If we are continually reminded of our bigoted past, we may some day be able to decide, collectively, that racism is a waste of time and energy.  Science tells us that there are no significant genetic differences among the races.  Do we really want to keep arguing about skin color??


  1. The renaming movement has troubled me too.

    The Civil War tore America apart. Lincoln knew that in order to keep the states together, there had to be a decisive squelching of the rebellion, one that would put paid to any fragmentation of the whole. The South was badly beaten, and its culture and economy devastated.

    Today we Northerners look back with condescension at that slave culture and feel very superior and pompous that our forbears didn't share that huge error. It's very comfortable to criticize a world you didn't live in, didn't grow up inside of, didn't inherit.

    The ordinary Southerner today inherits the legacy of defeat, of bitterness, of shame. How would anyone feel, given those burdens?

    Yes, bigotry is ugly, and prejudice and bias are deeply troubling. But when you are born into, grow up inside of, and share a resentment and indignation with your neighbors and friends, it's a part of you, and if you are forced to relive those emotions, you lose face to yourself. Faulkner has been criticized for saying that racial prejudice might take 200 years to root out. But he was right. Resentments born of civil conflict become mythic and subconscious. It takes imagination and determination to learn to accept something that your ancestors died to defeat.

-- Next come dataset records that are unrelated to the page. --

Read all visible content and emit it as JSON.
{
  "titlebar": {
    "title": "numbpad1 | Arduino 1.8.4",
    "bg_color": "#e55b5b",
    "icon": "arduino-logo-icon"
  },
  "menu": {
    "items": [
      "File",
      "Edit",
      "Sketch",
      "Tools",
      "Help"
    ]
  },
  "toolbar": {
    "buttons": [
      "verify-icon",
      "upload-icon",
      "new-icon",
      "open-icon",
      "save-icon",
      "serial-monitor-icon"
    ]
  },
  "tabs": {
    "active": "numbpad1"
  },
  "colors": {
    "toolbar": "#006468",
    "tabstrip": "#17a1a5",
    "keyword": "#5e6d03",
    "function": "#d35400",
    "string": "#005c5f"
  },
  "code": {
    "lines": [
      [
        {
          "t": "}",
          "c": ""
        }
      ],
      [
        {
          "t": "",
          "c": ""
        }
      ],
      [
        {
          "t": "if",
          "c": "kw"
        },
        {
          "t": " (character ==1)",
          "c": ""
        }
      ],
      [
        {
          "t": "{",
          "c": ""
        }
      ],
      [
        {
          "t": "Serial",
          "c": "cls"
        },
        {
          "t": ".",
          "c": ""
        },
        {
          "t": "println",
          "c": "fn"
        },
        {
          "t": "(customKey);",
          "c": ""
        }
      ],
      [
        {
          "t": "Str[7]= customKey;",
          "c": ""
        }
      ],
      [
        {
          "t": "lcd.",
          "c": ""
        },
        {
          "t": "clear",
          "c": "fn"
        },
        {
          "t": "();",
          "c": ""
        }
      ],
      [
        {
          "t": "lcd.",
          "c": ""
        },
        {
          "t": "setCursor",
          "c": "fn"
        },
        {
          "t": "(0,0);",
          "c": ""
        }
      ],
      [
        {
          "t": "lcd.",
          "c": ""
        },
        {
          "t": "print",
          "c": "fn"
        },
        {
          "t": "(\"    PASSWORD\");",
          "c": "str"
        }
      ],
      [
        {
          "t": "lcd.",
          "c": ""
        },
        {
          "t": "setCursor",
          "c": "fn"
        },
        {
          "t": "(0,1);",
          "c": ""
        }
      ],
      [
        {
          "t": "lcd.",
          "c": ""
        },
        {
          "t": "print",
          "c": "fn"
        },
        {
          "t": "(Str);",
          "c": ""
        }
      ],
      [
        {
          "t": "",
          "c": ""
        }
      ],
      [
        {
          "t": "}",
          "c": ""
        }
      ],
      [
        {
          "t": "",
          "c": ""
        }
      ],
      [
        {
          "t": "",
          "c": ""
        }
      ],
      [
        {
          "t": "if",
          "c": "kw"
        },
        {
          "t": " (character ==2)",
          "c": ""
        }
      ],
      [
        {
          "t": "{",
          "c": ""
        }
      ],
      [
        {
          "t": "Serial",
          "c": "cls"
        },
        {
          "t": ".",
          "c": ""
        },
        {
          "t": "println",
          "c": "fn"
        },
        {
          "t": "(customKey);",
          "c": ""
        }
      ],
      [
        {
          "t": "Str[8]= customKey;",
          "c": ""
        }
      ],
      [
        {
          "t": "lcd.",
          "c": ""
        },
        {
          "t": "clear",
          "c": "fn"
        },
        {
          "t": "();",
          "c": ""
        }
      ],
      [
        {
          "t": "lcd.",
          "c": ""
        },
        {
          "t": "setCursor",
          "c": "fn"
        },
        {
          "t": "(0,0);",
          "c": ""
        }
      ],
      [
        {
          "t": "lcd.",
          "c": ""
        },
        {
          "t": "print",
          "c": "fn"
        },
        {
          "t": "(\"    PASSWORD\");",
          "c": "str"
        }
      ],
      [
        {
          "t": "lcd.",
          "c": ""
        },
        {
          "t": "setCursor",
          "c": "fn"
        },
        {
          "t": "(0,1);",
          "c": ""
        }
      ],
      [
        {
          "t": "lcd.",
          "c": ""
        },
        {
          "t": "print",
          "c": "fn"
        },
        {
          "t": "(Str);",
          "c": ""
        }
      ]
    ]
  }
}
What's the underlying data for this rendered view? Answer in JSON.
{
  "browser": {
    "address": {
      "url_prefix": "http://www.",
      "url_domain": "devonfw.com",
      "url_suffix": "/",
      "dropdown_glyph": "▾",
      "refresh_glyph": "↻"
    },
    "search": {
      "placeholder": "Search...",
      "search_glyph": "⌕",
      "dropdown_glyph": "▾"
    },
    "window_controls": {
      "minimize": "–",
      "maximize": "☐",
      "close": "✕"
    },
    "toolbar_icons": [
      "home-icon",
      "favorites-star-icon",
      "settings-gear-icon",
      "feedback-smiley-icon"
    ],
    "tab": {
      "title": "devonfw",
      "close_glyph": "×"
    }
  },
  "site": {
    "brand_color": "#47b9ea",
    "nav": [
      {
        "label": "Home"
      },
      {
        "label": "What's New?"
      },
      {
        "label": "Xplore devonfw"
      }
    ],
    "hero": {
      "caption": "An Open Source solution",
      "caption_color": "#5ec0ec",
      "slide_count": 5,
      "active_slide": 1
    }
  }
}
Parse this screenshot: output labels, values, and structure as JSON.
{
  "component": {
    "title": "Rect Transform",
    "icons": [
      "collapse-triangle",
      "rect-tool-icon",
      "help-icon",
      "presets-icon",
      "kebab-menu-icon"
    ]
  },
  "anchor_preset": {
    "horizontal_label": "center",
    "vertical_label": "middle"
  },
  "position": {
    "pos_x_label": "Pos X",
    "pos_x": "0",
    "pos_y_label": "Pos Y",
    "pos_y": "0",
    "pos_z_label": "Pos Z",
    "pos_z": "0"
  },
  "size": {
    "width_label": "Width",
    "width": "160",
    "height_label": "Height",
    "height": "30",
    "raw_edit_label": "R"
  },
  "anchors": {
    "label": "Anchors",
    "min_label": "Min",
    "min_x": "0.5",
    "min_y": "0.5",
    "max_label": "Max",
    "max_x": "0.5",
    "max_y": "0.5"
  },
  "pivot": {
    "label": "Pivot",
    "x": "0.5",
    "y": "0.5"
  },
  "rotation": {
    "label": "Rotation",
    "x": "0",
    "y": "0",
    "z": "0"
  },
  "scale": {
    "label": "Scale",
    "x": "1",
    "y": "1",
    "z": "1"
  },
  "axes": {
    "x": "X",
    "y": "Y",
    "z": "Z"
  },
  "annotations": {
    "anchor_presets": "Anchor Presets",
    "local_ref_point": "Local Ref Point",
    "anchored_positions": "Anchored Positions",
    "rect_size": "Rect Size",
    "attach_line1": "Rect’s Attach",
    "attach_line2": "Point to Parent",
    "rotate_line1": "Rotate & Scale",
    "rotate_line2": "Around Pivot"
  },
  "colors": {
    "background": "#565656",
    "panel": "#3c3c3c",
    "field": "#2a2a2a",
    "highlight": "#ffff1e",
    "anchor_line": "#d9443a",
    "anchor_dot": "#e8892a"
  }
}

    We owe the South the respect we accord to any people, the respect we pay to foreigners, of acknowledging their history--not necessarily a history we would have admired, but simply because it's THEIRS, and to deny their history is to insult who they are.

    We don't tell the Italians to tear down the ancient Roman ruins. We don't tell the Chinese to tear down the Great Wall. Why should we tell the South to drag down their statues of Robert E. Lee? By any standard, Lee was a great military leader, who happened to choose the wrong side of a conflict. But demonizing Lee, condemning him for that choice, makes no sense.

    And there is the matter of cultural memory. If we deliberately destroy the evidences of our own past, we risk forgetting what actually happened. This is true, for instance, of Native American monuments. Would anyone say that the Indians of Montana or Idaho should be punished for following their own leaders into battle against the Whites? As a matter of fact, that's just what our government did, in seeking to snuff out "Indian" culture by suppressing it and teaching its children to join the greater American society.

    1. Thanks, Curtis. We approached this from somewhat different angles but I think we agree on the principle. And your points about the "northern" attitude toward southerners is valid. For the record, my genealogy studies indicate that one entire side of my family history (my father's) came from the South. The other side is Canadian.

    2. Hedera: Insofar as I can determine, my mother's people were all Scandinavian (or possibly Northern German), while those on my biological Father's (John Calef) are English. A famous forbear in colonial New England authored a pamphlet against the persecution of witches, something I've always been proud to reference. All were Northerners, on the Union side.